Addis-Abeba, 18 février 2026 (ENA) : - Le directeur général par intérim de la Banque de développement de l'Afrique de l'Est (BAD), Bernard Mono, a salué le Grand barrage de la Renaissance comme une initiative continentale majeure, renforçant la coopération énergétique régionale et soutenant l’autosuffisance énergétique et la croissance industrielle en Afrique.
Dans un entretien avec l’ENA en marge du Sommet de l’Union africaine, M. Mono a souligné que l’électricité est un levier essentiel pour l’industrialisation et le développement manufacturier sur le continent, comparant l’impact du GERD à celui du barrage de Mwalimu Nyerere en Tanzanie.
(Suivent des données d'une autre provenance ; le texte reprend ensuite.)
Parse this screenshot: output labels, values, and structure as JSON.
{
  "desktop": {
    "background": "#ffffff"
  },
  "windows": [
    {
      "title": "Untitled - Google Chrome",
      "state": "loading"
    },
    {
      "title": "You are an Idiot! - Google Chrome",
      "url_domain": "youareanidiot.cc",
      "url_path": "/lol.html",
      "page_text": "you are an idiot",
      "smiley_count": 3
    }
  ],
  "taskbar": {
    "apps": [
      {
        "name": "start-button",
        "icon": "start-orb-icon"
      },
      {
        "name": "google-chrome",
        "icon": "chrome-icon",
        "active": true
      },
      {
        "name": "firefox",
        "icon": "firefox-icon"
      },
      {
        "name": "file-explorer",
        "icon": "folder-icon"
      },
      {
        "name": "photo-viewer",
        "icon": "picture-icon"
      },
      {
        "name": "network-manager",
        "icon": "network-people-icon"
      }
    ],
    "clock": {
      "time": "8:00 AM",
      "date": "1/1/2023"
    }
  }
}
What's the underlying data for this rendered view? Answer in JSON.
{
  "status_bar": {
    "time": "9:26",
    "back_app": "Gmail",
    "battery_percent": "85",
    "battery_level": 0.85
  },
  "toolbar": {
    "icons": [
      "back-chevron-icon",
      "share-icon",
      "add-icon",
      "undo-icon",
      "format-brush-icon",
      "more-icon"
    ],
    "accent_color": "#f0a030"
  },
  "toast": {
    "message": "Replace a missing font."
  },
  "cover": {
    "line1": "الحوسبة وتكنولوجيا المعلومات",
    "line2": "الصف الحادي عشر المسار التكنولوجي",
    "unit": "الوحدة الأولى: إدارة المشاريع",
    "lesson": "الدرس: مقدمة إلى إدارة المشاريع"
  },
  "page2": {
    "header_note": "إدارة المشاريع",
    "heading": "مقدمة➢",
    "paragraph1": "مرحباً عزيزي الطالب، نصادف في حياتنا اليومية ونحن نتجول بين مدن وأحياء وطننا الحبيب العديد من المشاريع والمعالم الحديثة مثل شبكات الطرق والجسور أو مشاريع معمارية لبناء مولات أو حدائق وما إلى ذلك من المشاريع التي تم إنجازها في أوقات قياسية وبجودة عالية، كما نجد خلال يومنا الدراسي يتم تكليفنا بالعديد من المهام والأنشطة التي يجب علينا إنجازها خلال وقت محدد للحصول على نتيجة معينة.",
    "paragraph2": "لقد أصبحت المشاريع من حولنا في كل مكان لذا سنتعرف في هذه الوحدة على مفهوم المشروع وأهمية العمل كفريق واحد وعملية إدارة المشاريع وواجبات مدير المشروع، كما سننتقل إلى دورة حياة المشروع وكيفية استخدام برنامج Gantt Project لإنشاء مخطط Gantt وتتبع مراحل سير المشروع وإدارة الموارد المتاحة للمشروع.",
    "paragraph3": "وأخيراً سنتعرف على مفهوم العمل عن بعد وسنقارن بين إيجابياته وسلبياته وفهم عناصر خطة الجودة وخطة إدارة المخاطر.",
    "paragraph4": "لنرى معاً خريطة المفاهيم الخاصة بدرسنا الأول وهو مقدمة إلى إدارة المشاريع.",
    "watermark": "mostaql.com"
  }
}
« On ne peut s’industrialiser sans énergie. Ces projets sont des catalyseurs de développement », a-t-il affirmé, espérant que d’autres nations africaines entreprendront des initiatives similaires pour garantir un approvisionnement fiable en électricité.
Concernant la transformation d’Addis-Abeba, il a salué les progrès visibles dans la ville et insisté sur l’importance pour l’Afrique de financer son propre développement via des institutions régionales solides et bien capitalisées.
« La réalité, c’est que le risque en Afrique est souvent perçu, et non réel.
C’est pourquoi il est crucial d’avoir des institutions locales capables de juger selon le terrain », a-t-il précisé, appelant les gouvernements, investisseurs et citoyens à faire confiance aux banques nationales de développement comme moteurs de transformation.
Mono a également lié la souveraineté financière à l’intégration régionale et au succès de la Zone de libre-échange continentale africaine (ZLECAf), soulignant la nécessité de financer les producteurs africains pour favoriser le commerce intra-africain.
« Si nous finançons nos agriculteurs et nos industriels, nous pouvons produire, importer et exporter au sein de l’Afrique sans dépendre de l’extérieur », a-t-il insisté.
La BAD soutient le financement du développement dans les secteurs des infrastructures, de l’agriculture, du social et des PME au Kenya, Tanzanie, Rwanda et Ouganda.